During the warm season, multiple rose gardens and a Japanese-themed garden offer blooms and contain plants from all over the world. After walking the paths, smelling the flowers, and getting plenty of info from volunteers, take a relaxing stroll down the path to Simpson Beach.

Located on Cape Arago Highway, 13 miles south of Coos Bay. There is a parking fee, but camping receipts from other state parks will suffice as well as an Oregon Pacific Coast Passport.

Bob Straub State Park and Nestucca Bay National Wildlife Refuge
Bob Straub is a great park because you get an amazing beach and ocean experience with a coastal marsh and woodland thrown in for good measure. After parking, one climbs over a large sand dune to find a clean beach and enormous rock formation out among the waves. After running your dog along this dog-friendly beach, make your way down to the Nestucca River where it kisses the sea.

From there, enjoy a network of trails winding through a natural area of marshes and woodlands. Much of the hiking is riverside, so keep your eyes open for the fabled 50-pound Nestucca River Chinook salmon. If salmon really catch your fancy, bring a rod because this place is fishing friendly.

Located a little over 1 hour from Salem, Highway 101 cuts right through the Wildlife Refuge offering a number of entry points to this awesome coastal wonderland. Parking is free.
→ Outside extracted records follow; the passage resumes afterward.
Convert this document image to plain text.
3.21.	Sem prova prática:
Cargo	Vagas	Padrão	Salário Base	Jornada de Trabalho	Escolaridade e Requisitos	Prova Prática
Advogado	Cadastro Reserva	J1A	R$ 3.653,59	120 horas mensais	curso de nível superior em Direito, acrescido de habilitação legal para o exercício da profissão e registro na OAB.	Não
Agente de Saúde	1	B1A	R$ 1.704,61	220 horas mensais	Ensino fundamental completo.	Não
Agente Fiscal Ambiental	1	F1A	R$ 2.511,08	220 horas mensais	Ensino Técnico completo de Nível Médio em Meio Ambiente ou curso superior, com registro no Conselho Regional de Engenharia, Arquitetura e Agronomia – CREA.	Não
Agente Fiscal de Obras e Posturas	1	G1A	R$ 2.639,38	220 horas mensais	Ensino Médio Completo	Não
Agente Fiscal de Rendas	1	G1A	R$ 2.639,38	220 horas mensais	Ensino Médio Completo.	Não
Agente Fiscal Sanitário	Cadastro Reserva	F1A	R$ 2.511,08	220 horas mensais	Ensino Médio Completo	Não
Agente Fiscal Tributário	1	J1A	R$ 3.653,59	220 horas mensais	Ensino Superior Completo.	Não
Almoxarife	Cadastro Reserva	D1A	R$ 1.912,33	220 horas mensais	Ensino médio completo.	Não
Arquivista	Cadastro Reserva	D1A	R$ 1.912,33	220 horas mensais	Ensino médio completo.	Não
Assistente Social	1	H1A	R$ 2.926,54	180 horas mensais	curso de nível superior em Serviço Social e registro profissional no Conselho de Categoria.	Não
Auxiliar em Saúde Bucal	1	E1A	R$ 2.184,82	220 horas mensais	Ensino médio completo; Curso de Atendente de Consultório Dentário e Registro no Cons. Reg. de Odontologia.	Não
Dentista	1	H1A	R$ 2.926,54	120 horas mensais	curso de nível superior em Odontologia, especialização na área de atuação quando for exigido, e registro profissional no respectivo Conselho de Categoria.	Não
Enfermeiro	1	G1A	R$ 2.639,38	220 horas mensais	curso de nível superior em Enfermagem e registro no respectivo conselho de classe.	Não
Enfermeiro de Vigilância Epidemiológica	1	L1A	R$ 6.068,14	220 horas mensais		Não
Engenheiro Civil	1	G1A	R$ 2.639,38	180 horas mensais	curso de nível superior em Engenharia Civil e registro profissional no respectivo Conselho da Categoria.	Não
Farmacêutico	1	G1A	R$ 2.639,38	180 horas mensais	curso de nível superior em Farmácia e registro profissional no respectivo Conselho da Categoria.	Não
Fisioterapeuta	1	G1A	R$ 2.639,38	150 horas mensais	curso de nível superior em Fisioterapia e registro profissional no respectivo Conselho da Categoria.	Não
Oregon Dunes National Recreation Area
Oregon Dunes has it all – from OHV access and horseback riding to canoeing and fishing, this 40-mile stretch of coast boasts one of the largest coastal sand dune ranges in North America. Sand dunes tower up to 500 feet above sea level and harbor over 30 lakes and multiple rivers within the recreation area.
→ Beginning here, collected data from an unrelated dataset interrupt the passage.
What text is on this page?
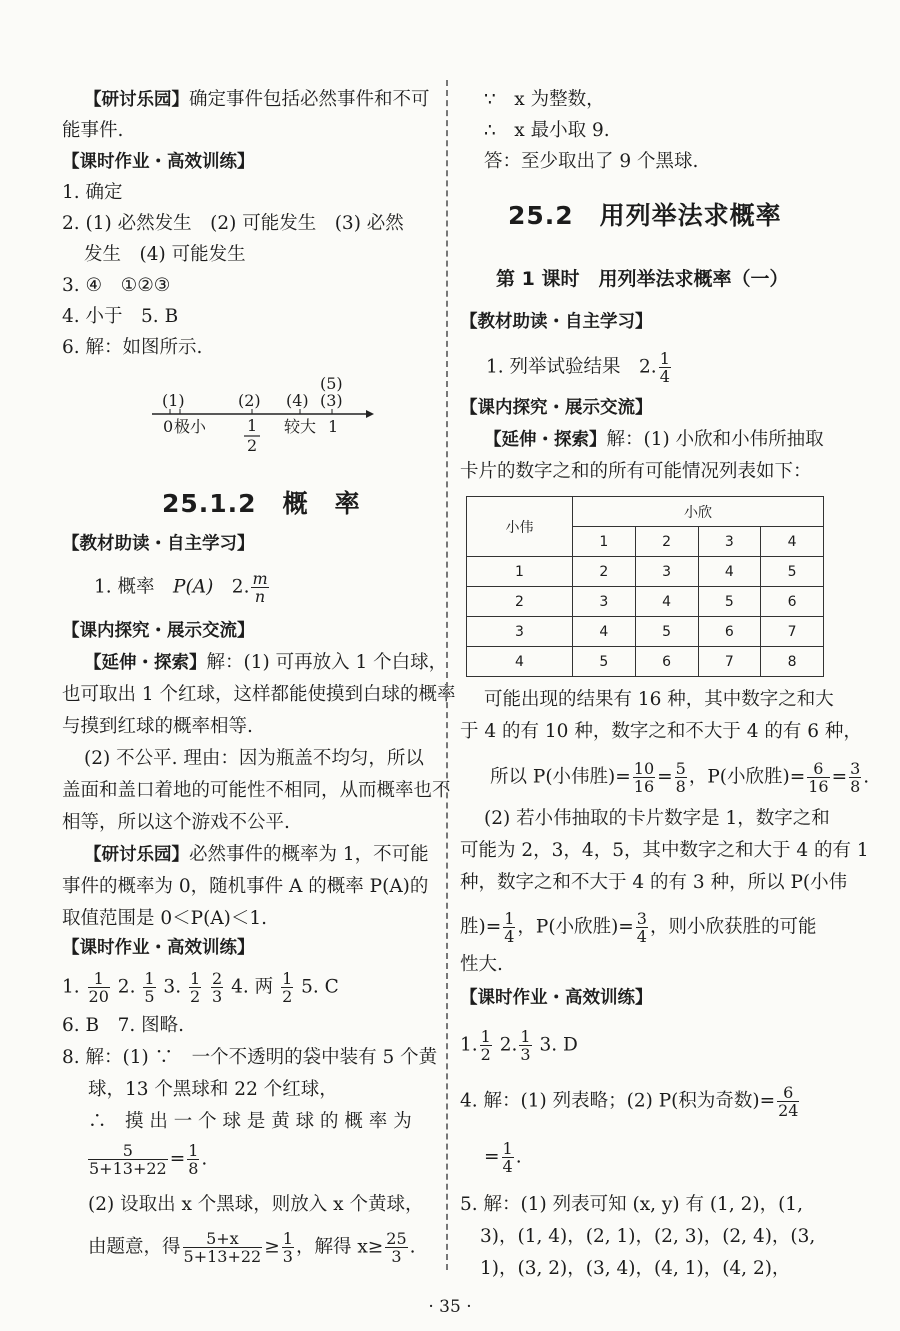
【研讨乐园】确定事件包括必然事件和不可
能事件.
【课时作业・高效训练】
1. 确定
2. (1) 必然发生　(2) 可能发生　(3) 必然
发生　(4) 可能发生
3. ④　①②③
4. 小于　5. B
6. 解：如图所示.
(1)	(2) (4)
(5)
(3)
0 极小	较大 1
1
2
25.1.2　概　率
【教材助读・自主学习】
1. 概率　P(A)　2. $\frac{m}{n}$
【课内探究・展示交流】
【延伸・探索】解：(1) 可再放入 1 个白球，
也可取出 1 个红球，这样都能使摸到白球的概率
与摸到红球的概率相等.
(2) 不公平. 理由：因为瓶盖不均匀，所以
盖面和盖口着地的可能性不相同，从而概率也不
相等，所以这个游戏不公平.
【研讨乐园】必然事件的概率为 1，不可能
事件的概率为 0，随机事件 A 的概率 P(A)的
取值范围是 0＜P(A)＜1.
【课时作业・高效训练】
1. $\frac{1}{20} 2$. $\frac{1}{5} 3$. $\frac{1}{2}$
$\frac{2}{3} 4$. 两 $\frac{1}{2} 5$. C
6. B　7. 图略.
8. 解：(1) ∵　一个不透明的袋中装有 5 个黄
球，13 个黑球和 22 个红球，
∴　摸 出 一 个 球 是 黄 球 的 概 率 为
$\frac{5}{5+13+22} = \frac{1}{8}$ .
(2) 设取出 x 个黑球，则放入 x 个黄球，
由题意，得 $\frac{5+x}{5+13+22} \ge \frac{1}{3}$ ，解得 $x\ge \frac{25}{3}$ .
∵　x 为整数，
∴　x 最小取 9.
答：至少取出了 9 个黑球.
25.2　用列举法求概率
第 1 课时　用列举法求概率（一）
【教材助读・自主学习】
1. 列举试验结果　2. $\frac{1}{4}$
【课内探究・展示交流】
【延伸・探索】解：(1) 小欣和小伟所抽取
卡片的数字之和的所有可能情况列表如下：
小伟	小欣			
	1	2	3	4
1	2	3	4	5
2	3	4	5	6
3	4	5	6	7
4	5	6	7	8
可能出现的结果有 16 种，其中数字之和大
于 4 的有 10 种，数字之和不大于 4 的有 6 种，
所以 P(小伟胜)= $\frac{10}{16} = \frac{5}{8}$ ，P(小欣胜)= $\frac{6}{16} = \frac{3}{8}$ .
(2) 若小伟抽取的卡片数字是 1，数字之和
可能为 2，3，4，5，其中数字之和大于 4 的有 1
种，数字之和不大于 4 的有 3 种，所以 P(小伟
胜)= $\frac{1}{4}$ ，P(小欣胜)= $\frac{3}{4}$ ，则小欣获胜的可能
性大.
【课时作业・高效训练】
1. $\frac{1}{2} 2$. $\frac{1}{3} 3$. D
4. 解：(1) 列表略；(2) P(积为奇数)= $\frac{6}{24}$
= $\frac{1}{4}$ .
5. 解：(1) 列表可知 (x, y) 有 (1, 2)，(1,
3)，(1, 4)，(2, 1)，(2, 3)，(2, 4)，(3,
1)，(3, 2)，(3, 4)，(4, 1)，(4, 2)，
· 35 ·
Numerous hiking trails exist within the forested reaches of the area with fishing opportunities abound. Coastal wetlands offer the opportunity to view interesting amphibian, bird, and plant life not found further inland. If you want to stay the night, there are a number of camping sites and cabins available to rent.

Located just north of Coos Bay, Highway 101 offers easy access to the numerous drop in point along the 40-mile park. Because Oregon Dunes is so large, dropping by the office is recommended to grab a map.

Harris Beach State Park
If you seek seclusion and solitude, this may not be your first choice with 155 camp and yurt sites. However, if you accept that lots of people love this place, you may realize why there are so many places to stay. Offering Oregon’s largest coastal island, Bird Island, there are droves of avian buddies, some like the tufted puffin which are quite rare these days.
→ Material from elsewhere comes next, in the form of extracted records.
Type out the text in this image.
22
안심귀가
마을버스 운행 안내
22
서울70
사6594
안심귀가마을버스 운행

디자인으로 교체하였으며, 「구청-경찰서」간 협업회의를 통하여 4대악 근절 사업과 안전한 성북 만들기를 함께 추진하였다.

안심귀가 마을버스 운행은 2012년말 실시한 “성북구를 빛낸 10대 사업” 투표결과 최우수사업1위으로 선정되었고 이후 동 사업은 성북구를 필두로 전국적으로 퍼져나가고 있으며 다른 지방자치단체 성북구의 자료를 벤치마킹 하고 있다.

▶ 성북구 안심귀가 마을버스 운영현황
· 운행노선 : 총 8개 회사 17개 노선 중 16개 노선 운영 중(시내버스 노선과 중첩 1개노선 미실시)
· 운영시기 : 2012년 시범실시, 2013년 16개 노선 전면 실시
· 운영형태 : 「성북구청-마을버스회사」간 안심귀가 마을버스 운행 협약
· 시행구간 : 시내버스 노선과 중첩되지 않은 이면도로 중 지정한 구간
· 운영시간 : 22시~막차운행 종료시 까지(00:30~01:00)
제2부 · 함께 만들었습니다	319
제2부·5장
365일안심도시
The shore has many a rocky outcropping containing tide pools rife with interesting sea life. Migrating grey whales can be seen in spring and winter along with seals and sea lions throughout the year. With multiple hiking and biking trails, one can fish the evening away after a day full of activity.

Located on the north end of Brookings, Harris Beach is close to the OR/CA boarder right off of Highway 101.

Samuel H. Boardman State Scenic Corridor
Awe-inspiring is the best cliché to describe this amazing park. Snaking up the coast are numerous rock formations including Arch Rock, a point of reference for Native American tribes since time immemorial, and Natural Bridges, a collection of seven arched rocks and blowholes. If this wasn’t enough, the park is home to 300-year-old Sitka spruce trees.

All of these wondrous features can be witnessed as one hikes along 27 miles of Oregon Coast Trail. Between forests and rock features, the trail dips down to cove beaches where spectators can enjoy the birds perched on sea stacks standing among the waves. If it is a lazy day you are seeking, grab the old fishing rod and drop a line.

Located just north of Harris Beach the Corridor is directly adjacent to Highway 101 and offers numerous drop-in points.